Bank of England Deputy Governor Sarah Breeden has separately flagged that global stock markets do not reflect the risks in the global economy and will fall back. She cited private credit markets, highly valued artificial intelligence stocks, and what she called risky valuations more broadly. A deputy governor saying publicly that markets will fall is not a routine comment.

There is a timing problem here. The rate is staying at 3.75 percent. But the language around that hold has been moving hawkish for weeks. Firms are not expecting relief. They are expecting the opposite. The question the MPC faces is whether holding into a 4 percent inflation expectation looks like prudence or paralysis.

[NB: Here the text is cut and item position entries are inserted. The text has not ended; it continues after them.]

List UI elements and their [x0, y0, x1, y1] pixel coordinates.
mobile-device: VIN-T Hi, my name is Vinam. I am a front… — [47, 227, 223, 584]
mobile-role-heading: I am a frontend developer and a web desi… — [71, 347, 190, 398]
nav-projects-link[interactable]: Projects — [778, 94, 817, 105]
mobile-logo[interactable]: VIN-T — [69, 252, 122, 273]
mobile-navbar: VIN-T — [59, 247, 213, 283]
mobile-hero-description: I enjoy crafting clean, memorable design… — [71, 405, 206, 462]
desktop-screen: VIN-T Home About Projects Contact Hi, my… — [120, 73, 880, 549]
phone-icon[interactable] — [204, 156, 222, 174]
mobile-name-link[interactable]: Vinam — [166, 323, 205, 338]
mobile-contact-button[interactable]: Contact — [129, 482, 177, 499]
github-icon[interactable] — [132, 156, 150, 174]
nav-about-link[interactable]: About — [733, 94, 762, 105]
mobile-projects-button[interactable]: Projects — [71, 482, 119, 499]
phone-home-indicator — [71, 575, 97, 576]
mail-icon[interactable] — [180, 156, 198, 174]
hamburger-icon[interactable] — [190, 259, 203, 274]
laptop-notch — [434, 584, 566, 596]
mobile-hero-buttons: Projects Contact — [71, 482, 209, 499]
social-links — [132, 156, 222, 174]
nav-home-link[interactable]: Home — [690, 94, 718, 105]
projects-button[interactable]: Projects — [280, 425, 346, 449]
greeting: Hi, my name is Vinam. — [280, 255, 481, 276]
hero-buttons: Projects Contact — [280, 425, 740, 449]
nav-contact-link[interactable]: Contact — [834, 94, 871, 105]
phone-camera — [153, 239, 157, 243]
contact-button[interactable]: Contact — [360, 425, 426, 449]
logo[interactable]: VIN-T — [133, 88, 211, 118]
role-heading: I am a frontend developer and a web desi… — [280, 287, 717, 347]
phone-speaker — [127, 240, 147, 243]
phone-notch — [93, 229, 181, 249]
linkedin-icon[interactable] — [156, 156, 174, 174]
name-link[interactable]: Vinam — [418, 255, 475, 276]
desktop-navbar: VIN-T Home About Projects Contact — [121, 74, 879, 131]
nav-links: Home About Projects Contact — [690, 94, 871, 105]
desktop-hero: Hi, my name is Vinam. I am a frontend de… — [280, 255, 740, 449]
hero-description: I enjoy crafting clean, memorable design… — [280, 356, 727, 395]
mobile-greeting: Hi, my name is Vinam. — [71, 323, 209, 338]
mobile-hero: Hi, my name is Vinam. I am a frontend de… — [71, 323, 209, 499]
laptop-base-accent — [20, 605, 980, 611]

The Hormuz blockade is the variable that makes this genuinely difficult to resolve. If oil stays above 100 dollars, July's energy price cap — which covers roughly 19 million households in England, Wales and Scotland — will almost certainly rise sharply. Typical bills fell 7 percent in April to 1,641 pounds annually. That fall may be erased before the summer is over. The MPC knows this and so do the businesses in the survey.

What Comes Next — and What Has to Break First

The last time UK businesses and the Bank of England diverged this sharply on the inflation path was in early 2022, when the MPC was still describing inflation as transitory while business surveys were already pricing in structural price pressures. Rate hikes followed — faster and larger than the committee had signalled. The pattern was not that the MPC was wrong to hold initially. It was that the gap between business expectations and official guidance became a signal in itself.

The current gap is narrower but structurally similar. Firms expect 4 percent. The MPC's own forecasts have been revised upward but remain below that. The hold at 3.75 percent is defensible while the Iran conflict adds uncertainty. "Outlook uncertainty" was the phrase used in previews of Thursday's decision. That phrase does real work — it is the MPC's way of saying it does not know enough yet to move, and it does not want to be blamed for moving too soon.

The conditions under which this hold becomes untenable are specific. If oil remains above 100 dollars through June, the July price cap revision becomes a major inflation event. If wage expectations continue to edge up past 3.5 percent, the MPC's models will start to show second-round effects. If the Hormuz blockade produces visible supply disruption in UK aviation fuel — which airlines are already managing through slot penalty waivers — the services sector gets hit in a way that the energy channel alone does not capture.

The recovery scenario requires a ceasefire with substance. Iran's foreign minister was expected in Pakistan on Friday evening, with US envoy Steve Witkoff and Jared Kushner travelling there over the weekend. If those talks produce a framework, Brent could fall sharply. A 20-dollar drop in Brent from current levels would alter the July cap trajectory meaningfully. That would give the MPC room to cut before year-end and would reverse the Dhingra signal entirely.

The current weight of evidence leans toward a prolonged hold — and a real possibility of a hike before a cut, if the July cap lands at the high end. That lean holds as long as oil stays above 90 dollars and the Pakistan talks produce no agreement. What breaks it is Hormuz. Not a press release, but a verifiable reopening of tanker traffic. Until that data point arrives, the MPC's words on Thursday will matter more than the rate decision itself. Watch how many members vote for a hold versus a hike — and whether Dhingra's language moves further.